By JIM KRANE, AP Technology Writer
NEW YORK (AP) - Plunging Internet advertising sales caused second-quarter revenues at DoubleClick Inc. (NasdaqNM:DCLK - news) to fall 20 percent, though the Web advertising agency still beat Wall Street's profit expectations.
In times of economic malaise, advertising spending is one of the first things a company cuts, said Patrick Keane, a senior analyst at Jupiter Media Metrix.
For a company like the New York-based DoubleClick, which has yet to turn a profit since its inception in 1995, the malaise is magnified by the drastic drop-off in Internet business.
For the three months ended June 30, DoubleClick lost $37.9 million, or 29 cents per share, compared with $22.1 million or 18 cents per share in the year-ago period.
Excluding one-time items, DoubleClick lost 7 cents per share in the second quarter, slightly better than the 8 cents loss per share expected by analysts surveyed by Thomson Financial/First Call.

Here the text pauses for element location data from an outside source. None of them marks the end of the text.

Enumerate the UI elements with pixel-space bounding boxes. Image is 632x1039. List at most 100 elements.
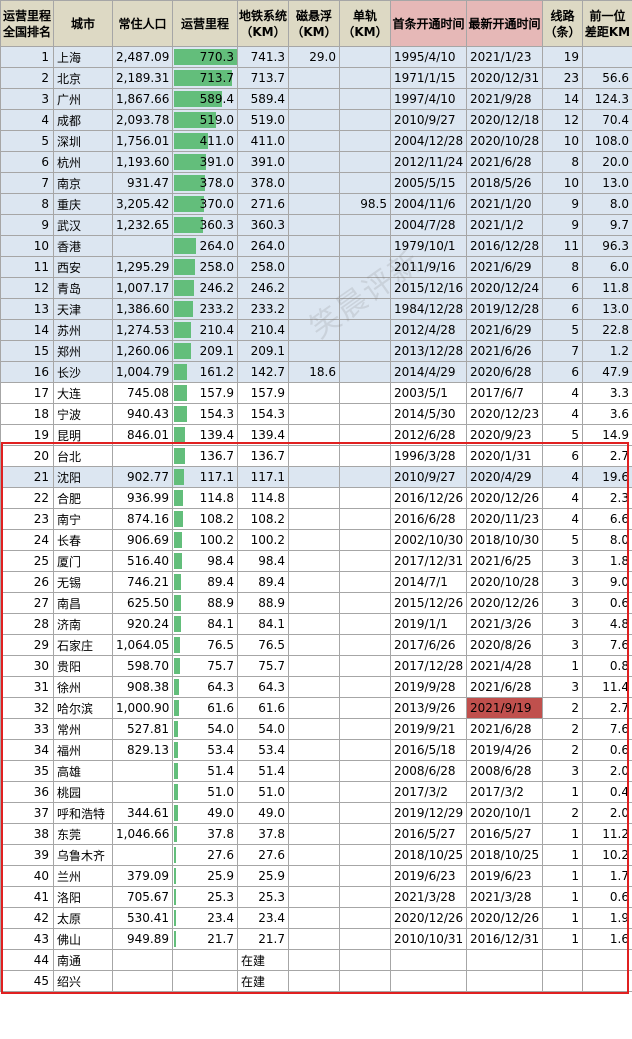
- cell-monorail: [339, 445, 391, 467]
- cell-gap: 2.7: [582, 445, 632, 467]
- cell-gap: 1.2: [582, 340, 632, 362]
- cell-city: 南京: [53, 172, 113, 194]
- cell-city: 深圳: [53, 130, 113, 152]
- cell-city: 洛阳: [53, 886, 113, 908]
- cell-first-open: 2016/5/27: [390, 823, 467, 845]
- cell-metro: 21.7: [237, 928, 289, 950]
- cell-monorail: [339, 88, 391, 110]
- length-bar: [174, 889, 177, 905]
- cell-rank: 40: [0, 865, 54, 887]
- cell-first-open: 2014/4/29: [390, 361, 467, 383]
- cell-monorail: [339, 613, 391, 635]
- cell-gap: 14.9: [582, 424, 632, 446]
- cell-total-length: 100.2: [172, 529, 238, 551]
- cell-population: [112, 781, 173, 803]
- cell-city: 天津: [53, 298, 113, 320]
- cell-maglev: [288, 109, 340, 131]
- cell-metro: 53.4: [237, 739, 289, 761]
- cell-first-open: 2015/12/16: [390, 277, 467, 299]
- cell-city: 太原: [53, 907, 113, 929]
- cell-gap: 1.9: [582, 907, 632, 929]
- cell-monorail: [339, 466, 391, 488]
- length-bar: [174, 91, 223, 107]
- length-bar: [174, 700, 180, 716]
- cell-metro: 258.0: [237, 256, 289, 278]
- cell-city: 成都: [53, 109, 113, 131]
- cell-first-open: 2016/5/18: [390, 739, 467, 761]
- cell-lines: 2: [542, 718, 583, 740]
- cell-total-length: 233.2: [172, 298, 238, 320]
- cell-rank: 23: [0, 508, 54, 530]
- cell-population: 874.16: [112, 508, 173, 530]
- cell-gap: [582, 949, 632, 971]
- cell-population: 908.38: [112, 676, 173, 698]
- cell-monorail: [339, 256, 391, 278]
- cell-total-length: 88.9: [172, 592, 238, 614]
- cell-latest-open: 2019/12/28: [466, 298, 543, 320]
- cell-lines: 1: [542, 823, 583, 845]
- length-bar: [174, 658, 181, 674]
- cell-population: 940.43: [112, 403, 173, 425]
- cell-rank: 25: [0, 550, 54, 572]
- cell-latest-open: 2020/12/26: [466, 487, 543, 509]
- cell-city: 台北: [53, 445, 113, 467]
- cell-population: 527.81: [112, 718, 173, 740]
- length-value: 37.8: [207, 826, 234, 841]
- length-value: 21.7: [207, 931, 234, 946]
- length-value: 53.4: [207, 742, 234, 757]
- length-bar: [174, 595, 182, 611]
- cell-lines: 7: [542, 340, 583, 362]
- cell-total-length: 84.1: [172, 613, 238, 635]
- cell-latest-open: 2018/10/25: [466, 844, 543, 866]
- cell-monorail: [339, 487, 391, 509]
- cell-gap: 2.7: [582, 697, 632, 719]
- cell-latest-open: 2021/9/19: [466, 697, 543, 719]
- cell-city: 高雄: [53, 760, 113, 782]
- table-row: 38 东莞 1,046.66 37.8 37.8 2016/5/27 2016/5/27 1 1…: [0, 823, 632, 845]
- cell-gap: [582, 46, 632, 68]
- cell-total-length: 210.4: [172, 319, 238, 341]
- table-row: 31 徐州 908.38 64.3 64.3 2019/9/28 2021/6/28 3 11.…: [0, 676, 632, 698]
- cell-maglev: [288, 844, 340, 866]
- cell-metro: 25.3: [237, 886, 289, 908]
- cell-monorail: [339, 760, 391, 782]
- cell-metro: 713.7: [237, 67, 289, 89]
- cell-total-length: [172, 970, 238, 992]
- cell-maglev: [288, 655, 340, 677]
- cell-population: 1,274.53: [112, 319, 173, 341]
- cell-metro: 117.1: [237, 466, 289, 488]
- length-value: 233.2: [199, 301, 234, 316]
- cell-metro: 在建: [237, 970, 289, 992]
- length-value: 258.0: [199, 259, 234, 274]
- cell-metro: 589.4: [237, 88, 289, 110]
- cell-latest-open: [466, 949, 543, 971]
- cell-rank: 1: [0, 46, 54, 68]
- cell-lines: 3: [542, 676, 583, 698]
- cell-population: 1,000.90: [112, 697, 173, 719]
- cell-latest-open: 2021/4/28: [466, 655, 543, 677]
- cell-metro: 378.0: [237, 172, 289, 194]
- cell-lines: 1: [542, 781, 583, 803]
- cell-lines: 4: [542, 403, 583, 425]
- table-row: 16 长沙 1,004.79 161.2 142.7 18.6 2014/4/29 2020/…: [0, 361, 632, 383]
- cell-city: 绍兴: [53, 970, 113, 992]
- cell-city: 呼和浩特: [53, 802, 113, 824]
- cell-first-open: 2019/1/1: [390, 613, 467, 635]
- cell-city: 厦门: [53, 550, 113, 572]
- length-value: 713.7: [199, 70, 234, 85]
- cell-monorail: [339, 571, 391, 593]
- length-bar: [174, 49, 237, 65]
- cell-city: 昆明: [53, 424, 113, 446]
- length-bar: [174, 196, 205, 212]
- cell-monorail: [339, 844, 391, 866]
- length-bar: [174, 280, 195, 296]
- header-total-length: 运营里程: [172, 0, 238, 47]
- cell-monorail: [339, 550, 391, 572]
- cell-rank: 6: [0, 151, 54, 173]
- cell-gap: 0.4: [582, 781, 632, 803]
- cell-population: 906.69: [112, 529, 173, 551]
- cell-population: 530.41: [112, 907, 173, 929]
- cell-population: 1,756.01: [112, 130, 173, 152]
- cell-total-length: 161.2: [172, 361, 238, 383]
- cell-monorail: [339, 214, 391, 236]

Revenue fell to $101.9 million from $128.1 million in the year-ago period.
``We remain mired in an advertising slowdown that began manifesting itself a year ago,'' said DoubleClick chief financial officer Stephen Collins. ``Our best case scenario is that meaningful growth will return in the middle of 2002.''
In a conference call, Collins predicted a further drop in revenues in the third quarter, to between $96 million and $102 million.

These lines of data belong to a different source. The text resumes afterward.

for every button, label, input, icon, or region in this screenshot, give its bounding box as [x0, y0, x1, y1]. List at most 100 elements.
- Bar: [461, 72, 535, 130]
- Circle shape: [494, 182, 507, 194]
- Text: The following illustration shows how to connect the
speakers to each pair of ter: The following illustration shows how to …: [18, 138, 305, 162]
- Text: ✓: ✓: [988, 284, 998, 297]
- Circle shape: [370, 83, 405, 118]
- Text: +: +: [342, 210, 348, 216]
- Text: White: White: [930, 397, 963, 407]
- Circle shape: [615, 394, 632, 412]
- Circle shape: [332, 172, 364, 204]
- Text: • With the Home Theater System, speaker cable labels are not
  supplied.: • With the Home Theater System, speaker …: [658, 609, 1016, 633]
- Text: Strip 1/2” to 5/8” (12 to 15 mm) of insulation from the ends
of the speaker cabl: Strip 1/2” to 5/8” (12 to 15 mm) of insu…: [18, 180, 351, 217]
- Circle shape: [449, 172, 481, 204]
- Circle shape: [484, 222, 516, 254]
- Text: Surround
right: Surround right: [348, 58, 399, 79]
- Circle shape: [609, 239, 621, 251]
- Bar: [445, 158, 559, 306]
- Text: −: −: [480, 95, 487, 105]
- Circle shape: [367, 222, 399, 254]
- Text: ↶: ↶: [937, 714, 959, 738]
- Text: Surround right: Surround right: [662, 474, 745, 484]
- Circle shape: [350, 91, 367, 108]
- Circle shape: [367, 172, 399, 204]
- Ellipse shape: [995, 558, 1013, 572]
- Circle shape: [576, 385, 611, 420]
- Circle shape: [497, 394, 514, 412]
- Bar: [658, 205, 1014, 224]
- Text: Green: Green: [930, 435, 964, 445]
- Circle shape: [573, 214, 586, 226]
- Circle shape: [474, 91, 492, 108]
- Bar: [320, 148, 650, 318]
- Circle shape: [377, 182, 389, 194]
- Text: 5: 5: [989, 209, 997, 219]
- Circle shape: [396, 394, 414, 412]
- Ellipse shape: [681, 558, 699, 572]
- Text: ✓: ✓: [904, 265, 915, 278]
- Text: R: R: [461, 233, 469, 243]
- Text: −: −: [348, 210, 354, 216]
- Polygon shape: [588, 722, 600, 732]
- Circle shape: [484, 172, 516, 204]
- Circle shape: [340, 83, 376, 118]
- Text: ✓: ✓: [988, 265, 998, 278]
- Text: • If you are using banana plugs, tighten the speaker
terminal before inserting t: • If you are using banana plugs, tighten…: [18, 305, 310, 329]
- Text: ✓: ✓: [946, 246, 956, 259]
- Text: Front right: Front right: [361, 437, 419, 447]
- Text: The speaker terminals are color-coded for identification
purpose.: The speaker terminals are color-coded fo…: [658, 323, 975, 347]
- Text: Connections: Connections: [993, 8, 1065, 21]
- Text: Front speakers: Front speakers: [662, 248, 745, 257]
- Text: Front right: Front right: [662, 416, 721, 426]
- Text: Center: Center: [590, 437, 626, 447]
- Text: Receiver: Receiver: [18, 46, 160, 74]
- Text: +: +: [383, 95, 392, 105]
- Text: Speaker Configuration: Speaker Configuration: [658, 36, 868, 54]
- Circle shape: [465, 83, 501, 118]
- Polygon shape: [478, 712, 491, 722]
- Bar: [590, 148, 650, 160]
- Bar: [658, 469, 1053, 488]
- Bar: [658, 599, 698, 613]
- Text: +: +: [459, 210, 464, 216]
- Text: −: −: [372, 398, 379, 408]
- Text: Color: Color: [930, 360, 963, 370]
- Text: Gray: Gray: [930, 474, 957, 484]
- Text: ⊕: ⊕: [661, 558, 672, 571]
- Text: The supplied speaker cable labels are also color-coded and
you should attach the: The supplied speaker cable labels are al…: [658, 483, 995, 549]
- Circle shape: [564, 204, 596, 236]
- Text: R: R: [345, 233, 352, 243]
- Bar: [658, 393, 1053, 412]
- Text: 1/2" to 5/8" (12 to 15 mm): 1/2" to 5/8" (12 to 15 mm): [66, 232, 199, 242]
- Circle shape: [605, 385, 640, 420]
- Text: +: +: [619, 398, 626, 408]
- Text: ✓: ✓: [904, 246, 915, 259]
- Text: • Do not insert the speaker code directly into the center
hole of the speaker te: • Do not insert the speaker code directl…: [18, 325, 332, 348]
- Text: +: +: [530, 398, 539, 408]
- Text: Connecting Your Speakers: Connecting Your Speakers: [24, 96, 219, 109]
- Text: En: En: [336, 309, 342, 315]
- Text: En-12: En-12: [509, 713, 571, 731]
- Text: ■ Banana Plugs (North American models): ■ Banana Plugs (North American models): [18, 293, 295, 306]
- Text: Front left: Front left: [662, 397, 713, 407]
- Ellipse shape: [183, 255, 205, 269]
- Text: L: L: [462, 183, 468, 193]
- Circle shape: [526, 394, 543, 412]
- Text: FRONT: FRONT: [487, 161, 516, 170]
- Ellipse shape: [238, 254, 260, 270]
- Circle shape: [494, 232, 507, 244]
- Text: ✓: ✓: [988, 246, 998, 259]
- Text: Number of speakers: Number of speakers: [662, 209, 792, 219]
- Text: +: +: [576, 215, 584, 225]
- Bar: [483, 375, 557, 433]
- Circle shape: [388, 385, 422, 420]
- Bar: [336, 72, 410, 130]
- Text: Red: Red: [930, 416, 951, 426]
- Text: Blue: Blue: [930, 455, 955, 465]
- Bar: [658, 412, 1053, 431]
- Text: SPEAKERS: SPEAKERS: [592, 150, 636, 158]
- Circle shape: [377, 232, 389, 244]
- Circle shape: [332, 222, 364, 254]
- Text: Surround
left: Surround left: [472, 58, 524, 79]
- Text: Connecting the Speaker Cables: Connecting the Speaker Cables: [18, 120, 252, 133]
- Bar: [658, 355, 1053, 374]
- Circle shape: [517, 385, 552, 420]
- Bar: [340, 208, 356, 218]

DoubleClick and other companies whose earnings stem from Internet ads are being hammered by blows from three sides, said Keane.
Many of the Web sites that used DoubleClick's ad-serving technology have been shuttered since the dot-com crash, or have lost ads from those departed dot-coms.

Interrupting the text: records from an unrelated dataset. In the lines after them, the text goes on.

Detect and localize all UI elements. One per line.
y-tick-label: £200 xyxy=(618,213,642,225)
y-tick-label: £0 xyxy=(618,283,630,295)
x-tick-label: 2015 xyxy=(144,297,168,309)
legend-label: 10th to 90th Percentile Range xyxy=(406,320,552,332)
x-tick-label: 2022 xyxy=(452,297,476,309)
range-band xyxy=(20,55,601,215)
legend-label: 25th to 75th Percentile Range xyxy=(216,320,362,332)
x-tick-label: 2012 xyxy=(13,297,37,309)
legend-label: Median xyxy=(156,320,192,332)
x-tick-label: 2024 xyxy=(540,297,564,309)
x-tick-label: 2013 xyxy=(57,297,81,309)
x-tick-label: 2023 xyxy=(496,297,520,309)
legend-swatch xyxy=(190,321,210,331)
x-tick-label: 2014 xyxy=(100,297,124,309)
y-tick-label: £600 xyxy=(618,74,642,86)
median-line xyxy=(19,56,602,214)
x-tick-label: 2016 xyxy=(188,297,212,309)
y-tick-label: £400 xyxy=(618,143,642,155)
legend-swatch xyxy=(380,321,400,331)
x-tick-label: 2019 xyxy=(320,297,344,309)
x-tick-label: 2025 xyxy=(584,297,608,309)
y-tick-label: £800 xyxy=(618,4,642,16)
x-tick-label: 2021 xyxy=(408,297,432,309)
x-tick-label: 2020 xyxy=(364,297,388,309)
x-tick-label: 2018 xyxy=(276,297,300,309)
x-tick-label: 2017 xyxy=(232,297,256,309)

And there's a general feeling among advertisers that online ads don't do much for business.
``Advertisers just don't feel that online advertising moves the needle, whether its selling the product or influencing a brand decision by a consumer,'' said Keane.
Online ads have gotten so cheap that they are being used by ``bottom feeders'' looking to market products directly to consumers, like the ubiquitous X-10 ``tiny wireless video camera,'' said Keane.
Advertisers need to be more creative in designing the one-dimensional banners or pop-up windows that are now often ignored, said Allen Weiner, analyst Nielsen NetRatings.
DoubleClick is larger than its chief competitors 24/7 Media Inc. and Engage Technologies Inc. (NasdaqNM:ENGA - news), which are experiencing the same pressure.
Analysts say that DoubleClick remains a bellwether company in a field that will grow more viable as the Internet rebounds and bandwidth, or connection speed, increases.
And online ads still hold a powerful trump card over other ad types by permitting impulse buying.
``It's the only medium that allows direct interaction between an advertiser and an end user,'' said Weiner. ``It's the only advertising channel that gets an immediate result.''
Shares of DoubleClick fell 74 cents to $12.02 in regular trading on the Nasdaq Stock Market, then fell another 35 cents to $11.67 in after-hours trading.